WiFi falls back to lower data rates when signal conditions force them to. Beacons are sent at the lowest data rate, 1 mbps. If access points refused to lower their data rate beyond some threshold, then more bandwidth becomes available on a given channel. The noise floor will also drop. Of course, some users will not be able to use the network because they can't connect at a higher data rate, even with the drop in noise floor. But many of these will be outliers, or people who aren't actually on campus but using campus networks. Too bad for them, assist legitimate users in upgrading equipment.
If you didn't have the restrictions of backwards compatibility, you could drop support for 802.11b and DSSS completely, and have an 802.11g network. DSSS is less efficient than OFDM when in close proximity. Again, distant users are at a disadvantage.
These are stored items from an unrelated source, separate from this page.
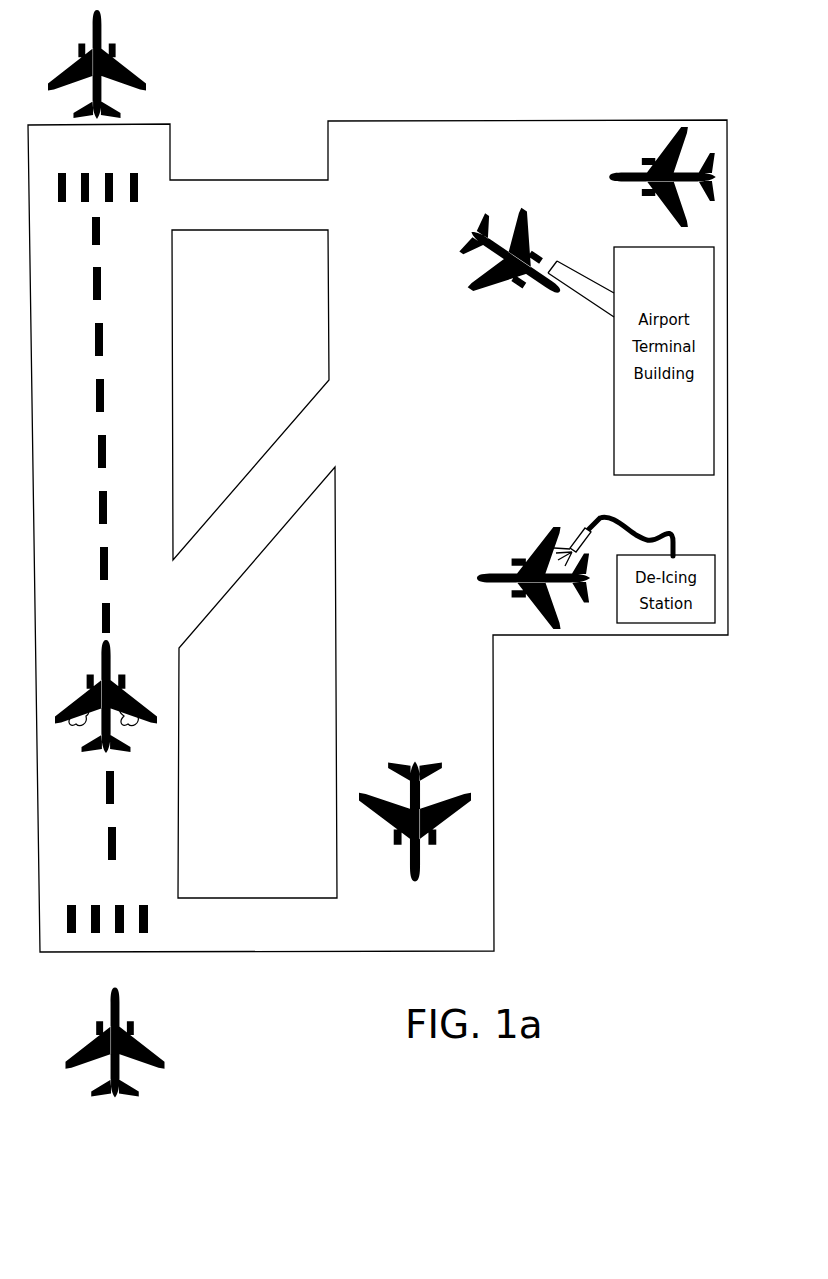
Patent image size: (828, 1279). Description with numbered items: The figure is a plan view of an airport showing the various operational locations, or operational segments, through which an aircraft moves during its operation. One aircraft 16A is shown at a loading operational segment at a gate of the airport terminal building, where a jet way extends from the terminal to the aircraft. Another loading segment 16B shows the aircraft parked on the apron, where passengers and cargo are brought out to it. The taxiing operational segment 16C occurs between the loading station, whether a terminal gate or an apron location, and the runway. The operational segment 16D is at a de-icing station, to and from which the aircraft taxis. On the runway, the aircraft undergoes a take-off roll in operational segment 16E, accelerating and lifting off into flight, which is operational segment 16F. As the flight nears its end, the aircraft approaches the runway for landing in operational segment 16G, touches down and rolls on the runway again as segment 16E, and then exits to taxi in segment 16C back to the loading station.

The loading operational segment 16A is at (548, 290).
The loading segment 16B is at (613, 184).
The taxiing operational segment 16C is at (408, 866).
The de-icing station operational segment 16D is at (490, 580).
The take-off roll operational segment 16E is at (112, 656).
The in-flight operational segment 16F is at (136, 20).
The landing approach operational segment 16G is at (153, 998).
If you've ever sniffed a large wifi network you'll see alot of junk traffic, mostly from cisco and microsoft protocols which were meant for a wired environment where bandwidth is cheap. Filtering these at the AP can help the bandwidth problem.
OK, there's my consulting for today. My bill is in the mail.
You're exactly right, very few people understand wireless. Heck, many people in IT probably don't understand the difference between a switch and a hub. An 802.11n wireless AP is essentially a 100 Mbps hub under IDEAL conditions since the hub doesn't really have to deal with signal strength, interference from other hubs.
I couldn't believe the article suggested that it would be a good idea to use 160 Mbps 2.4 GHz 802.11n. That would effectively cut your capacity down to half because you'd be using 40 MHz channels. We only have 60 MHz in the 2.4 GHz band total (80 MHz if we include the guard bands between the channels).
It's also weird that they would complain about 5 GHz not penetrating walls as easily. The whole beauty of 5 GHz is that you can't penetrate walls as easily so you can put an AP in every room and not have to worry about as much interference between the APs. The scalability issues go away if you do one AP per room. Heck, they use 24 802.11a access points on every possible channel on the trading floor of the NY stock exchange to maximize performance.